In primo luogo - e non sembri strano - la forza di resistere alla tentazione di fornire risposte alle domande che più pressantemente gli vengono rivolte dagli interessi sociali che esso (il riformismo) storicamente rappresenta. Domande legittime, sia chiaro, più che comprensibili davanti alle insicurezze e alle incertezze delle quali si parlava; domande perciò di difesa delle reti di protezione esistenti, dei posti di lavoro esistenti, delle aspettative esistenti sul futuro, degli stessi habitat nazionali in un' Europa che, specie fuori d' Italia, lungi dall'apparire ancora come una promessa di qualcosa di più, è sempre più percepita come il rischio di qualcosa di meno.

Risposte che siano simmetriche a queste domande di conservazione, non solo sono di conservazione esse stesse: sono schiettamente conservatrici e tali rimangono anche quando è l'estrema sinistra ad amplificarle nell'arena politica.
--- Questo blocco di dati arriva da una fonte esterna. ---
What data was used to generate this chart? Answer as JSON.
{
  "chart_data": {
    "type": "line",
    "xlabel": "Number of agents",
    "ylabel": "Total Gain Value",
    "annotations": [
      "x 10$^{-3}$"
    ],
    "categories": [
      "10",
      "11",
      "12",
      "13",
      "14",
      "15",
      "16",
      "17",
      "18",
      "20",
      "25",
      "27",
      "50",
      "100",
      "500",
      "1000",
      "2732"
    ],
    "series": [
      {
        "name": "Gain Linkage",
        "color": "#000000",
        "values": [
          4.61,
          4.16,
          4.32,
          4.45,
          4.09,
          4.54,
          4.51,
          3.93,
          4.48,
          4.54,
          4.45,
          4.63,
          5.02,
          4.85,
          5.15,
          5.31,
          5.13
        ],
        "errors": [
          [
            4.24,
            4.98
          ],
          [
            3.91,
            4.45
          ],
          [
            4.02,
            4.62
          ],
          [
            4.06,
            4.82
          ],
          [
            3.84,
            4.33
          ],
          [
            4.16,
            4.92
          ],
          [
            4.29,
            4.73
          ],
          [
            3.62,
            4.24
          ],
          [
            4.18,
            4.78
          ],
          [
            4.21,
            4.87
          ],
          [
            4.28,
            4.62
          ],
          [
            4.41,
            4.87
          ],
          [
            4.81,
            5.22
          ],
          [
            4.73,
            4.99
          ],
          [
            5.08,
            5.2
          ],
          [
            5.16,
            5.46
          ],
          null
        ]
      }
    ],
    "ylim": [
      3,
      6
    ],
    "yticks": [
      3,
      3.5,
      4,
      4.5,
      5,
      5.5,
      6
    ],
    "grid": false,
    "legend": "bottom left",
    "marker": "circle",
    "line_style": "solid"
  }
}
Perché non solo di conservazione, ma anche conservatrici? Perché esse comportano la permanenza di rapporti ed istituti coerenti con caratteristiche che l'economia non ha più e per ciò stesso destinati a dar luogo a spese non finanziabili, a rigidità non compensabili, a veri e propri ostacoli a che lo sviluppo prenda la direzione nella quale sarebbe in grado di dare i suoi frutti migliori.